US gross domestic product, the broadest measure of economic activity, is forecast to have grown at an annualized rate of 4% between October and December.
In a normal year, that would be something to celebrate — an A+ for Trump’s final economic report card. But 2020 was no normal year.
So if 33.4% isn’t good enough, 4% sure ain’t gonna cut it, either. It would get the nation only a small part of the way back to its pre-pandemic strength — underscoring just how far we still have to go.
A bad sign for 2021
Rising infections and renewed restrictions on people and businesses put a damper on hopes for the recovery in the winter months.

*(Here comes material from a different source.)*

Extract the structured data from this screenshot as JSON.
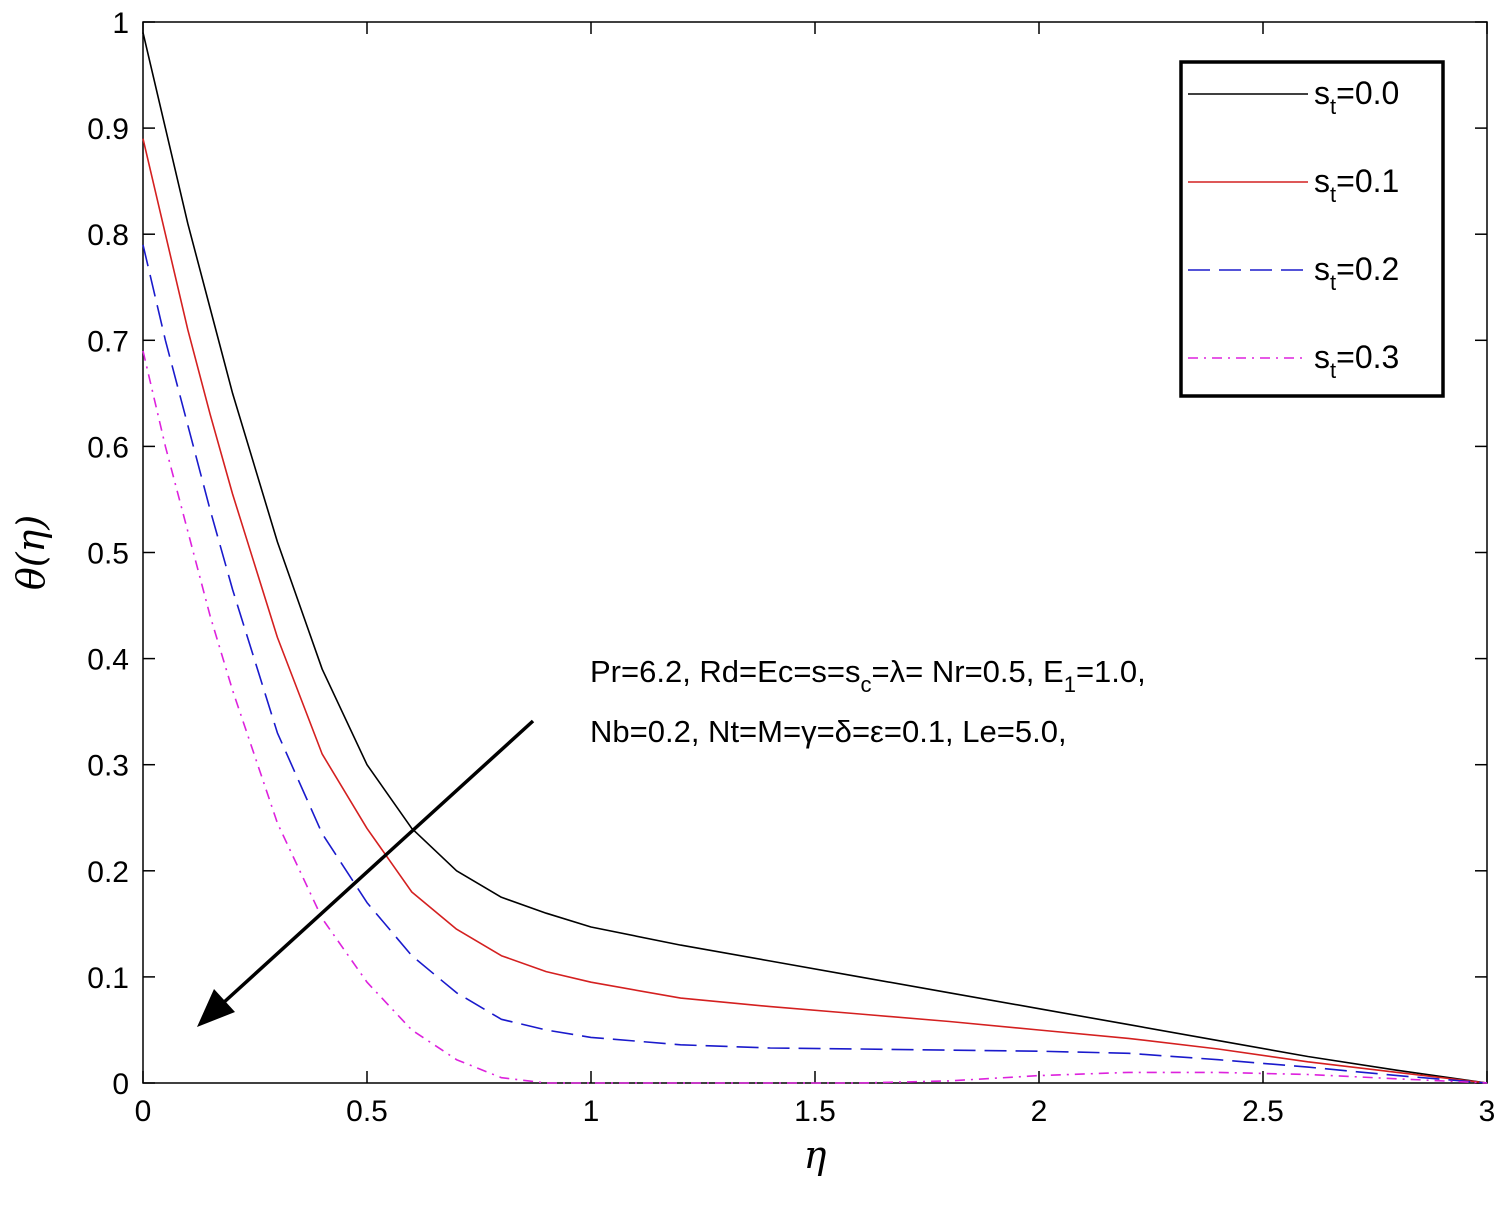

The first quarter of 2021 “is likely to be even weaker with little reason to expect a sudden upswing in activity until Covid restrictions are meaningfully eased,” said James Knightley, chief international economist at ING, even with more help for the unemployed in place.
Biden will need to bring the pandemic under control first to get the recovery on the right path.
What’s holding the economy back?
Economists have been concerned about the state of the recovery for a while. Rising infections in the fall and a renewed increase in weekly claims for jobless benefits pointed to another rough patch for the economy in the winter.
The rollout of vaccines and ultimate control of the virus is what will truly transport the economy back to its pre-pandemic strength, economists believe. But only about 23.5 million vaccine doses have been administered in the United States so far.
Meanwhile, those who lost their jobs or had their hours or pay reduced because of the pandemic still require help from the government.